RADICALI ROMA

Il fantasma dell'Iri

  Due fantasmi si aggirano per le stanze dei ministeri economici di mezza Europa: il fantasma della proprietà pubblica e quello della proprietà nazionale. Si aggirano soprattutto da noi: erano già presenti con il governo di centrodestra e sono puntualmente tornati con quello di centrosinistra. In un Paese con un’industria privata debole, pressato dal bisogno di uno scatto di competitività, essi spesso si presentano in coppia e i loro argomenti sono suadenti: le «teste» delle industrie strategiche devono rimanere in Italia. E se il privato non ce la fa, allora intervenga il pubblico.

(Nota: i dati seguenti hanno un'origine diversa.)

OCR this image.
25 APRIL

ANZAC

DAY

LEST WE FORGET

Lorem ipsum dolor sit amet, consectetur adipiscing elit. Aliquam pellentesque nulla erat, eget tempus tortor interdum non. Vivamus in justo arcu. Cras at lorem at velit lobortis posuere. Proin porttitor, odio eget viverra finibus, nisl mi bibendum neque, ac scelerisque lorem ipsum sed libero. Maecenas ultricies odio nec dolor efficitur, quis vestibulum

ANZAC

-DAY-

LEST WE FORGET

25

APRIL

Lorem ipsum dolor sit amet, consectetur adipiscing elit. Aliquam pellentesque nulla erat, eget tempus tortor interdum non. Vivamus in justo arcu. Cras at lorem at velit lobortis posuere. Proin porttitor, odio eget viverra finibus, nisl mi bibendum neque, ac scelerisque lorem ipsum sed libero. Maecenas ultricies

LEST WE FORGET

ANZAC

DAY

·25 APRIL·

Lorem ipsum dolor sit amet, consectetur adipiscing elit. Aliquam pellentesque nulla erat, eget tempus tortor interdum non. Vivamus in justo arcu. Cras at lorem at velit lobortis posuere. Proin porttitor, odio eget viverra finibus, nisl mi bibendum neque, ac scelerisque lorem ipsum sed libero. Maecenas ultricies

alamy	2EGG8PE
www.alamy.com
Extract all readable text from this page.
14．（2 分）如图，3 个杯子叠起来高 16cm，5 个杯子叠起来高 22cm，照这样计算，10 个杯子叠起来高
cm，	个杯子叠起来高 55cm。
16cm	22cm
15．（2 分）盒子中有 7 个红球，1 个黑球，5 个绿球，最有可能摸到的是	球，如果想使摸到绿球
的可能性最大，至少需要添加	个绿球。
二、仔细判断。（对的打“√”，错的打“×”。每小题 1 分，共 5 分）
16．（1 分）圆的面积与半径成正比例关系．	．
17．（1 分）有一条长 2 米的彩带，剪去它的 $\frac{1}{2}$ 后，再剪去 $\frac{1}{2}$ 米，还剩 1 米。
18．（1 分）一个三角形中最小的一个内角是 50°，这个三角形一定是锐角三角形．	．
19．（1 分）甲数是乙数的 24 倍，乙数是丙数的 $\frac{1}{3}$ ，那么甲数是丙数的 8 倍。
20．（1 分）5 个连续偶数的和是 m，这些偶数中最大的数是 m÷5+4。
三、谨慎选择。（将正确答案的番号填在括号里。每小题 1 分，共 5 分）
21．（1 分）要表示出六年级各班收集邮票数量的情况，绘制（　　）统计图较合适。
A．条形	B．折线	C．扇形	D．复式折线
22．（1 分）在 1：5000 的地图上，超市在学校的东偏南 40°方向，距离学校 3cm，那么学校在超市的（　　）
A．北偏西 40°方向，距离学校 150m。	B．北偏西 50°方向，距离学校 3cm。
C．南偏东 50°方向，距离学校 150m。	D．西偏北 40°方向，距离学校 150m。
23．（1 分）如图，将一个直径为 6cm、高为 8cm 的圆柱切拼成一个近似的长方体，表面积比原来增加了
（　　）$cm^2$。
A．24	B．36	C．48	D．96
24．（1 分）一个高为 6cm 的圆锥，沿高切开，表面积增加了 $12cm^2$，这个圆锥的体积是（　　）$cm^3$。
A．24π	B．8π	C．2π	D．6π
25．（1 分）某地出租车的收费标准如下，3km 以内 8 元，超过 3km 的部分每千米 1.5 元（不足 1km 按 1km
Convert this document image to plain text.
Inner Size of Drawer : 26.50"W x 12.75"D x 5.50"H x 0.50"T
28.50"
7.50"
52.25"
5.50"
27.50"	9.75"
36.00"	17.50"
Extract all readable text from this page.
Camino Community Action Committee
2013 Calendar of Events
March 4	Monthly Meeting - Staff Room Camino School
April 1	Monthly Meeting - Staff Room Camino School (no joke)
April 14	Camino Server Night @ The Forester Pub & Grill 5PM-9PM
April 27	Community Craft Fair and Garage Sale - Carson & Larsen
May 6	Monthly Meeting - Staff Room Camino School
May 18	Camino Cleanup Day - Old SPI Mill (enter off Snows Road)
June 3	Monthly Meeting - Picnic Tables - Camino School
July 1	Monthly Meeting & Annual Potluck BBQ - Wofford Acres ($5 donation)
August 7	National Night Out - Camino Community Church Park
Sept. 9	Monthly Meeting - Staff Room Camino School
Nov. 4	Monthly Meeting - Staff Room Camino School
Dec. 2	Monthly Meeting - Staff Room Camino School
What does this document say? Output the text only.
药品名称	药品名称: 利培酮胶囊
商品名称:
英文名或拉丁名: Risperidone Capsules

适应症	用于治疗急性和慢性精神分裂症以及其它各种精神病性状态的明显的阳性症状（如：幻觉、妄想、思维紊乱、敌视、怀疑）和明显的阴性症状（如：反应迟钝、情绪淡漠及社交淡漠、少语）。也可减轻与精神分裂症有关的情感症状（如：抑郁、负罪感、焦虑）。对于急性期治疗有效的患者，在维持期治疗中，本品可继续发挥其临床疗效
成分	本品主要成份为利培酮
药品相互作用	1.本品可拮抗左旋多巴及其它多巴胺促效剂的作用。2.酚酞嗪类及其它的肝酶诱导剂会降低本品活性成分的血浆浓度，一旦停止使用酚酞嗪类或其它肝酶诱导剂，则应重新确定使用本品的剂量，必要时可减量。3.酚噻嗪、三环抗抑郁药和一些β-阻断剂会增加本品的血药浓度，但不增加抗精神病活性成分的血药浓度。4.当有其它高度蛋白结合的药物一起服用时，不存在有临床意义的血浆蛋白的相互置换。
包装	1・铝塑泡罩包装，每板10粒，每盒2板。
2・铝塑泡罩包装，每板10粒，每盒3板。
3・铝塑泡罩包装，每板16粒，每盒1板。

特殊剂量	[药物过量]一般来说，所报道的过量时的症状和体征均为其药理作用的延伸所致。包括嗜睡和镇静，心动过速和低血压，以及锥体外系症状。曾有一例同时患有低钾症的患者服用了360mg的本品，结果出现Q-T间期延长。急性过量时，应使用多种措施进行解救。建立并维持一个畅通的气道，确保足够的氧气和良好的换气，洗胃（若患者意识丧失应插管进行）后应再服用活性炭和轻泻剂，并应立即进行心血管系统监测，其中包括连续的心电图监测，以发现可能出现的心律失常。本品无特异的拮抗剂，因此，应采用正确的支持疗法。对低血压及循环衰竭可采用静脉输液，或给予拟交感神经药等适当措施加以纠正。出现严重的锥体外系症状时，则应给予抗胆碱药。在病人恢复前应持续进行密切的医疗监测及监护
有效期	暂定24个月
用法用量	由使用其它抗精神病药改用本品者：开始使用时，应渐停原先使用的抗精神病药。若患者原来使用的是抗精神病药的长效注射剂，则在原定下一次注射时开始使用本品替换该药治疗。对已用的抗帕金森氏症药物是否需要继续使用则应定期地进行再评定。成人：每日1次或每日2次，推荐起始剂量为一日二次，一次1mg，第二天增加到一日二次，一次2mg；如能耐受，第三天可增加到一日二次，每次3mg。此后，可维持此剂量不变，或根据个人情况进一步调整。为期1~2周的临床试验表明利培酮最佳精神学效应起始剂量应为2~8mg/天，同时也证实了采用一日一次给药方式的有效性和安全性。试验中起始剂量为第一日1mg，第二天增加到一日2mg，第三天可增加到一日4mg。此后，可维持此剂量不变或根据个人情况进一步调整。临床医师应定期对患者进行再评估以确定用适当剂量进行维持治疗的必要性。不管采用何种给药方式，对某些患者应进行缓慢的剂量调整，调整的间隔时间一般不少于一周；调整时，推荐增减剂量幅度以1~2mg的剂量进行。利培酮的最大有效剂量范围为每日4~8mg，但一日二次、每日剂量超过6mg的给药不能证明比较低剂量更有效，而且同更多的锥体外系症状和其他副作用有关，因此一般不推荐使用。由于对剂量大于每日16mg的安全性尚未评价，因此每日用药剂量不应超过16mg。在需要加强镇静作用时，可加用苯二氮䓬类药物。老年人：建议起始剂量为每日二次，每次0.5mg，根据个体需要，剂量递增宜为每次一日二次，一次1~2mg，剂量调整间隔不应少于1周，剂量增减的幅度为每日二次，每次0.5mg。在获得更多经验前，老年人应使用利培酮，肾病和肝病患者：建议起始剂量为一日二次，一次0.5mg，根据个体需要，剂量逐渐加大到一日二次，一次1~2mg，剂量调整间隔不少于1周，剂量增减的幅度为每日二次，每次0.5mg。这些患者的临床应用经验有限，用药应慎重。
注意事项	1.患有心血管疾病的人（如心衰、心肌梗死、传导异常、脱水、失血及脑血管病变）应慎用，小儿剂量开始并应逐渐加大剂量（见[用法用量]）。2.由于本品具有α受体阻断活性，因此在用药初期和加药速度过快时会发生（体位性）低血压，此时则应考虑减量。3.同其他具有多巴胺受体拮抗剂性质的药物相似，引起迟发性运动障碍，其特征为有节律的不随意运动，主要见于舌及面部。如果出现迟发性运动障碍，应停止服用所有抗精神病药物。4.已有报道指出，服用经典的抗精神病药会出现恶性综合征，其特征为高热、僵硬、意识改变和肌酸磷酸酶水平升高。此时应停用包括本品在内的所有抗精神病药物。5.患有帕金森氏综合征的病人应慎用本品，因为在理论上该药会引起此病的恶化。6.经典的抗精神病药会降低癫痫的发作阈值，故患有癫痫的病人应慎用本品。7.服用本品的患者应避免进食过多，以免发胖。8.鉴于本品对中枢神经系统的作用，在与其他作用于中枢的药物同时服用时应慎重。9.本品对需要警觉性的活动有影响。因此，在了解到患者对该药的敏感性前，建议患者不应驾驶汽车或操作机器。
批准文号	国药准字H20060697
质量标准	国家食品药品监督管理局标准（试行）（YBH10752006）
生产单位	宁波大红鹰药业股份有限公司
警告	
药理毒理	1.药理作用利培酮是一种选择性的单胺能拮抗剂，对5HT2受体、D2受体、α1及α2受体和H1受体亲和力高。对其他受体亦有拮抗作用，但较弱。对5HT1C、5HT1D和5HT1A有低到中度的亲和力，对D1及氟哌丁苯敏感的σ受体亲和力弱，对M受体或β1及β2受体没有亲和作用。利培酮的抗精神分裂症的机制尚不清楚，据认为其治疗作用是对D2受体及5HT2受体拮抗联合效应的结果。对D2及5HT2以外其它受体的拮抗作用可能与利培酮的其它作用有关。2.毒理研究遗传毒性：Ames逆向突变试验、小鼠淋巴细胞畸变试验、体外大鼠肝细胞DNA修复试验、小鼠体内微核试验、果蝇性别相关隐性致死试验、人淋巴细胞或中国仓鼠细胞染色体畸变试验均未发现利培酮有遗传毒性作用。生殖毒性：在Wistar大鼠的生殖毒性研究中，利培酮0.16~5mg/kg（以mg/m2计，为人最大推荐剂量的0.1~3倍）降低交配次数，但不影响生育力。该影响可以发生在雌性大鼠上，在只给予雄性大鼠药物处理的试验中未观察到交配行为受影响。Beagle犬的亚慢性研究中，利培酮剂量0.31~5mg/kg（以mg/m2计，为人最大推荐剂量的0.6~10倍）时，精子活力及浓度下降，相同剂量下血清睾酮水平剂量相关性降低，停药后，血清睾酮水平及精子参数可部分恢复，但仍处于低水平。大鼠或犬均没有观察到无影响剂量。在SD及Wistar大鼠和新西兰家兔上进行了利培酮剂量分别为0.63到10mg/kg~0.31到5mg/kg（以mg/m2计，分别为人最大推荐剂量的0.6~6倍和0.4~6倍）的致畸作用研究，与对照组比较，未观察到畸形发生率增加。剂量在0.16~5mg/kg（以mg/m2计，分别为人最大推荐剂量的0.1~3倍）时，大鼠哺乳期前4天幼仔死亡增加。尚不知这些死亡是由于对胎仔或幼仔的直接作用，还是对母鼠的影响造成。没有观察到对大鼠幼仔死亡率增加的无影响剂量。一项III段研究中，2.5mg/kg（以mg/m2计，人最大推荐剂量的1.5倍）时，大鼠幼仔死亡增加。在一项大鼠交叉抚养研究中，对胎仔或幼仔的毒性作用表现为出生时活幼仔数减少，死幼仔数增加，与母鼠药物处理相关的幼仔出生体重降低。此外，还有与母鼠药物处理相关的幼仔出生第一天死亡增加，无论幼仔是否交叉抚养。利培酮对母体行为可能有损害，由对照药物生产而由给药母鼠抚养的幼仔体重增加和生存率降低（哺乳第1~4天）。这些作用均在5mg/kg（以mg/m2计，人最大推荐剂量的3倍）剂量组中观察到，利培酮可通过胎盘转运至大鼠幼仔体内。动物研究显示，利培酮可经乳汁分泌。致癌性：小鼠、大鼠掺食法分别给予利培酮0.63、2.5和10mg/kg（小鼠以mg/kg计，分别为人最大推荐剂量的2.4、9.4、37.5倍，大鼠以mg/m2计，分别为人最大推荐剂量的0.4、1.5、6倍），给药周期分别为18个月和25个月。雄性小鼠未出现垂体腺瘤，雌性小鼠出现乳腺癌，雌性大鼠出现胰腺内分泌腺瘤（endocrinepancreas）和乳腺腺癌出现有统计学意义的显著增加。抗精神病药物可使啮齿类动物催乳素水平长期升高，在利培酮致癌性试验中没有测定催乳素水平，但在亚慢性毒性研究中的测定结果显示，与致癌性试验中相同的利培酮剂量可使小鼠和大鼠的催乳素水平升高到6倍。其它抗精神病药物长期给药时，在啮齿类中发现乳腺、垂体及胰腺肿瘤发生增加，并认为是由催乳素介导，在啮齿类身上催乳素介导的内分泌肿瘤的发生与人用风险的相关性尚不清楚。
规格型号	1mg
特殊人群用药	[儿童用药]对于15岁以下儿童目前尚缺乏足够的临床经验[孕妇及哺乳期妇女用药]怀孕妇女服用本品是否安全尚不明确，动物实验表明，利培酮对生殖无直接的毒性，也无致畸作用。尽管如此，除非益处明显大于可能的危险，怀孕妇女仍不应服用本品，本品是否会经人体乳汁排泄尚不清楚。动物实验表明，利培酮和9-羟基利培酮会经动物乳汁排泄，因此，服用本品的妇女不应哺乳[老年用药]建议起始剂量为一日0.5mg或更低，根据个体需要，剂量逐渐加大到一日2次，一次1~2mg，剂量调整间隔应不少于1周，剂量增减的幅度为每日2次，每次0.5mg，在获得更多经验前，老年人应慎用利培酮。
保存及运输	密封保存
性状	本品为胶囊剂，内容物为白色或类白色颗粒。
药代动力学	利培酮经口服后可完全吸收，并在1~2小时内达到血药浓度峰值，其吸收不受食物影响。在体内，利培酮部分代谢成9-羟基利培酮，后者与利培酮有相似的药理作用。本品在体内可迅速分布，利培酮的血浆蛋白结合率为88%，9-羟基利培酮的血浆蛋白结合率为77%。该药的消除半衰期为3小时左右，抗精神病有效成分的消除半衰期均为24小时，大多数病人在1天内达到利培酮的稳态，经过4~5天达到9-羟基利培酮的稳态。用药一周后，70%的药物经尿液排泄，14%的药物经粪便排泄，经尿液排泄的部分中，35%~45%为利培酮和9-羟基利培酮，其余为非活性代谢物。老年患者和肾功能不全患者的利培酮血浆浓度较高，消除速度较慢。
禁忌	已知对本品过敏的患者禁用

Pubblica o privata, dobbiamo però avere una grande industria nazionale in settori avanzati per tornare a crescere. Gli argomenti per resistere al fantasma «nazionale» è tornato ad esporli Pippo Ranci in un articolo su Il Sole-24ore del 22 settembre, sul contenuto del quale concordo pienamente. Come è possibile rispondere al fantasma «pubblico», suo gemello? Un fantasma la cui ultima apparizione — il famoso documento Rovati — è recentissima ma che aleggia alla lontana anche quando non si progetta di ampliare la proprietà pubblica nell’economia e ci si limita a parlare di politica industriale e di collaborazione tra pubblico e privato per identificare iniziative di sviluppo promettenti. Gli argomenti che mi sembrano più persuasivi non discendono da un liberismo dottrinario, dalla vera e propria fede che anima non pochi miei colleghi. Fu una fortuna che le pressioni americane non riuscirono a indurre i politici democristiani del dopoguerra a smantellare l’Iri e a bloccare lo sviluppo dell’Eni: con l’industria privata che allora ci ritrovavamo, probabilmente non saremmo riusciti a sostenere lo straordinario sviluppo degli anni Sessanta e Settanta. E se fossi vissuto in Francia, negli anni Novanta, probabilmente non avrei appoggiato un disegno di privatizzazioni e liberalizzazioni con la stessa convinzione con cui lo difesi in Italia: nel suo insieme, l’industria pubblica francese era tecnologicamente all’avanguardia e gestita secondo impeccabili logiche aziendali.

 

 

 

In Italia non era così: nonostante la presenza in essa di numerose aree di eccellenza tecnica e gestionale, l’inquinamento politico aveva corrotto così a fondo le sue strutture che essa non era salvabile come proprietà pubblica. Al di là dell’onere che Iri, Efim e Gepi avevano già addossato allo Stato — un calcolo Mediobanca dell’ottobre 2000 lo stimava in circa 95.000 miliardi di lire — era proprio la formula che non funzionava: a partire dalla metà degli anni Sessanta, progressivamente, la proprietà pubblica aveva permesso ai partiti di governo di travolgere ogni logica aziendale. Un effetto che la Francia, per la diversità del suo sistema politico e per la qualità della sua pubblica amministrazione, era riuscita a scongiurare. Il nostro sistema politico è mutato e la qualità della dirigenza pubblica è forse migliorata. Ma anche se fenomeni di inquinamento politico come quelli della Prima Repubblica fossero oggi evitabili, tornare indietro sarebbe privo di ogni giustificazione economica. Un conto è costruire un’indispensabile industria di base in un Paese semi-agricolo; un altro promuovere un insieme di nuove iniziative in un contesto così sofisticato, mobile, imprevedibile com’è quello in cui deve competere un Paese avanzato oggi. Spero che il piano «Industria 2015» lanciato dal ministro Bersani abbia successo. Lo spero realisticamente perché sono sicuro che egli è consapevole dei rischi che corre una politica industriale pubblica che pretende di indovinare i settori in cui l’industria italiana può avere maggior successo.